DNA

5.2K 675 68
                                    

Enam tahun mengenal Jungkook, menjadikan Taehyung terbiasa dengan segenap perlakuan berbeda yang ia terima dari pemuda itu. Bagaimana Jungkook menatapnya sedemikian lekat di setiap kesempatan. Tanpa ragu memancarkan binar pemujaan yang begitu kentara. Membalas sederet pesan tidak penting yang Taehyung kirimkan di setiap malam panjang ketika matanya sulit untuk terpejam, dan membiarkan pesan-pesan lain tetap menumpuk di dalam ponselnya.

Enam tahun mengenal Jungkook, Taehyung terjerat tanpa celah oleh kungkungan dominasi yang termuda. Perkasa bagai dinding beton yang sanggup melindunginya setiap waktu, namun lembut di saat bersamaan. Jungkook tidak sedetikpun melepaskan sosok Taehyung dari jangkauan pandangnya. Memastikan Taehyung tetap berdiri tegak sebelum kecerobohan melukai dirinya sendiri. Jungkook bahkan tidak segan-segan menyanggupi seluruh keinginan terkonyolnya sekalipun.

Enam tahun mengenal Jungkook, membuat Taehyung mengerti betapa jauh ia telah tersesat dalam kecerdasan pemuda itu kala berucap. Menyihir setiap jengkal urat nadinya yang berdenyut, mengalirkan kepingan darah yang berdesir oleh ribuan untai kata seduktif.

Jungkook dan kelenturan lidahnya yang luar biasa. Taehyung tidak tahu mengapa jantungnya selalu berdetak di luar kendali. Di saat tahun-tahun yang terlewat sewajarnya menjadikan pemuda itu kebal akan semua rayuan picisan yang kadang-kadang lebih terdengar seperti sebuah guyonan semata.

Hanya Taehyung, dan ia tidak mampu menjelaskan segenap kebahagiaan yang membuat sudut bibirnya tertarik ketika bayang-bayang kebersamaan mereka berputar kembali di suatu waktu. Membuatnya merasa begitu istimewa hanya dengan berada di urutan teratas prioritas seorang Jeon Jungkook.

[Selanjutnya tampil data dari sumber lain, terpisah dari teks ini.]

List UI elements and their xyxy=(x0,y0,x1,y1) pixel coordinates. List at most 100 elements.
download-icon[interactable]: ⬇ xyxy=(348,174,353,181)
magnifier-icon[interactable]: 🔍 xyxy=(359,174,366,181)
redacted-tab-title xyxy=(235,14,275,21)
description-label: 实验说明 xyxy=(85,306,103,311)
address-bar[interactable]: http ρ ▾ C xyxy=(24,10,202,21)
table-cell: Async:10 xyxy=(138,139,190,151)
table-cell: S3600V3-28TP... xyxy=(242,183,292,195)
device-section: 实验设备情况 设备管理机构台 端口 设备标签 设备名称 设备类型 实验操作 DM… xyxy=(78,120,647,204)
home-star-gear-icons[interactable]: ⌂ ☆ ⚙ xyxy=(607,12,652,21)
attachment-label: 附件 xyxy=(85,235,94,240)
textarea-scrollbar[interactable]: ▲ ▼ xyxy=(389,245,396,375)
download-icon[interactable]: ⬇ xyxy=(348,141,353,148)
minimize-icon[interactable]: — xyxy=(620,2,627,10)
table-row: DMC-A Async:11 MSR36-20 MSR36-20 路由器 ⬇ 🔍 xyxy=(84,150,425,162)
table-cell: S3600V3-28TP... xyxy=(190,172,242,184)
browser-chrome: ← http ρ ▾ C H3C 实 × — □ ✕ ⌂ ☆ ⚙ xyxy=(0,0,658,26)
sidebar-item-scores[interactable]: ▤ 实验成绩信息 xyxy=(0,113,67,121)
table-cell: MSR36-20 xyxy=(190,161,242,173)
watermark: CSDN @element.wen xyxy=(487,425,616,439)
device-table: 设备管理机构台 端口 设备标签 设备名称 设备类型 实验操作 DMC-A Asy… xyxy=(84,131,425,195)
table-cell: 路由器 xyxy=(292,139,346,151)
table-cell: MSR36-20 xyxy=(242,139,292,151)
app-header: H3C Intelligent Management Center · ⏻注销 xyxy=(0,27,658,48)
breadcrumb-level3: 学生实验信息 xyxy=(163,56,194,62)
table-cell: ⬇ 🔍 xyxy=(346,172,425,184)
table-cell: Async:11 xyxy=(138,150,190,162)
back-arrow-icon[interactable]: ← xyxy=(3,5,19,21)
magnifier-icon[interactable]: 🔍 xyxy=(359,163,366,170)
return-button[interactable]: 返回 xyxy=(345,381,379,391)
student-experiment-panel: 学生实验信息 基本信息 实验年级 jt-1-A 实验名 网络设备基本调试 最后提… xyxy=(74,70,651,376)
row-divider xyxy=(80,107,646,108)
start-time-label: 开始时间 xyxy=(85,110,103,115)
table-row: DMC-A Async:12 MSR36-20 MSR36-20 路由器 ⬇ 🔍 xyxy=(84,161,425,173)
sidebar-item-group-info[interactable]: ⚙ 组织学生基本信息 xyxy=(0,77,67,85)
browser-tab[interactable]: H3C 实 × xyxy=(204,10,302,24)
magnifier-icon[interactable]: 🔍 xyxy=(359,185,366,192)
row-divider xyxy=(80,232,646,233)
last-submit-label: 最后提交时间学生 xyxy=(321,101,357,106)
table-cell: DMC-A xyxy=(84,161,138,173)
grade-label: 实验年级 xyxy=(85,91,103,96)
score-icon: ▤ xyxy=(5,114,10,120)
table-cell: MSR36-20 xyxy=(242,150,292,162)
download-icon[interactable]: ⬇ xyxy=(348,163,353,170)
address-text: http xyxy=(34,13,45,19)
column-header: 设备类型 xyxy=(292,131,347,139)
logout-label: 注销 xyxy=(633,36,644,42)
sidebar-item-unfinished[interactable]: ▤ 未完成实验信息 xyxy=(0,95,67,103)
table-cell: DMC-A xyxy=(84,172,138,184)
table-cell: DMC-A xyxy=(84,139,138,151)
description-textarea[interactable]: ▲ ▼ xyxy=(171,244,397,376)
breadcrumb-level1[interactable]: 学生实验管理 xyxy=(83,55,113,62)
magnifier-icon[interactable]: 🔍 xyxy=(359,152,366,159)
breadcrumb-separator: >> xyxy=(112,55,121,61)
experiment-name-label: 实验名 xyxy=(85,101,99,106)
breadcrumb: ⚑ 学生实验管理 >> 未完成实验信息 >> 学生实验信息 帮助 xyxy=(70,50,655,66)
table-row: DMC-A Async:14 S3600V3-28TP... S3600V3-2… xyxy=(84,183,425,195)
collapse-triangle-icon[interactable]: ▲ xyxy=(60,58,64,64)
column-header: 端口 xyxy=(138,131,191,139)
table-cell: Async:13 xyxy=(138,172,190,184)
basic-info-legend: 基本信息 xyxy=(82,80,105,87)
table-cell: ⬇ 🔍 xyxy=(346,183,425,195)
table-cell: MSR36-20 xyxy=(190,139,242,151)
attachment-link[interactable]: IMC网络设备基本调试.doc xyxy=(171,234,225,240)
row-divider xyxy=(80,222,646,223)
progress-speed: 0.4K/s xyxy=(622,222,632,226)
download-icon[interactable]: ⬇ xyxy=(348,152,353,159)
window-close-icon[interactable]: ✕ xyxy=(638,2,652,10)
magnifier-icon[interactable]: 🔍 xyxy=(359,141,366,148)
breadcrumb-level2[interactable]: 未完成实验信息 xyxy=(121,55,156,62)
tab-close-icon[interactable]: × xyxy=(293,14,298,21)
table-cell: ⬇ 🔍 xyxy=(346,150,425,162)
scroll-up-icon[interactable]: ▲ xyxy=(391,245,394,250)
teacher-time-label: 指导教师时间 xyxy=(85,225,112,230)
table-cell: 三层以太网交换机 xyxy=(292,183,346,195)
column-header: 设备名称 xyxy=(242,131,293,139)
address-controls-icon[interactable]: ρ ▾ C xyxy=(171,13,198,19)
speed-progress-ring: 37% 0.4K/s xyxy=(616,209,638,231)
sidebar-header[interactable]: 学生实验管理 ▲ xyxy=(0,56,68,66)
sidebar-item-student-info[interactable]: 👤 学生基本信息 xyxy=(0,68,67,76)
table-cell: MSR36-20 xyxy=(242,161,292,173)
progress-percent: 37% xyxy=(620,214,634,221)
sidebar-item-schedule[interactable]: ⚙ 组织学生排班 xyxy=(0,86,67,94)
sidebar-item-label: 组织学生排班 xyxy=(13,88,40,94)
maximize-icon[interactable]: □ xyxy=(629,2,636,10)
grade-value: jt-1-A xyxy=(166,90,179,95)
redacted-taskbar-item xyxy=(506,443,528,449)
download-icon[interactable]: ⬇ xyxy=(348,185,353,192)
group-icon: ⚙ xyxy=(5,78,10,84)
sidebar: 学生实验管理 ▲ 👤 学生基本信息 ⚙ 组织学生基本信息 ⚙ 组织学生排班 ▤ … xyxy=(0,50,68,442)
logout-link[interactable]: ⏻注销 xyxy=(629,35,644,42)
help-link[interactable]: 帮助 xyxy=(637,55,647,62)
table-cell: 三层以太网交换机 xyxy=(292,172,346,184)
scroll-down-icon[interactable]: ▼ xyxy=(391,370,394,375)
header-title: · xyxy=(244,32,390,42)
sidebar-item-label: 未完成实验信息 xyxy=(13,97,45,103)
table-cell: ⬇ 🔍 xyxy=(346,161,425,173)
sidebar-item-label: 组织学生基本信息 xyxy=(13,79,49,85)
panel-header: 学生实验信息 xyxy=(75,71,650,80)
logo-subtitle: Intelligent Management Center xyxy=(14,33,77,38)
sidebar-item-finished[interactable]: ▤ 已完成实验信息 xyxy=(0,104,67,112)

Dan enam tahun mengenal Jungkook, menuntun Taehyung untuk membaca setiap gurat ekspresi yang tercermin dalam cara pemuda itu bersikap. Seperti saat ini misalnya, tanpa diberitahu sekalipun, Taehyung terlampau mengerti bahwa kekasih tampannya itu tengah kesal, entah atas alasan apa.

"Jungkook-ah." Taehyung menyentuh bisep Jungkook yang bergeming di sisinya, sebisa mungkin menarik perhatian pemuda itu dari panggung meriah yang tengah menampilkan persembahan terbaik para penyanyi Korea Selatan. Karena demi Tuhan, tidak biasanya Jungkook mengabaikan eksistensinya sebegini lama, pasti ada sesuatu. Maka Taehyung tidak ingin menyerah, dan mencubit lengan kokoh kekasihnya kali ini. "Jungkookie." ia memanggil lagi. Omong-omong, nada rengekan yang terdengar itu sama sekali tidak direncanakan.

Jungkook menangkap pergelangan tangan yang menggerayangi lengannya tanpa menoleh. Menggiringnya turun hingga terlepas.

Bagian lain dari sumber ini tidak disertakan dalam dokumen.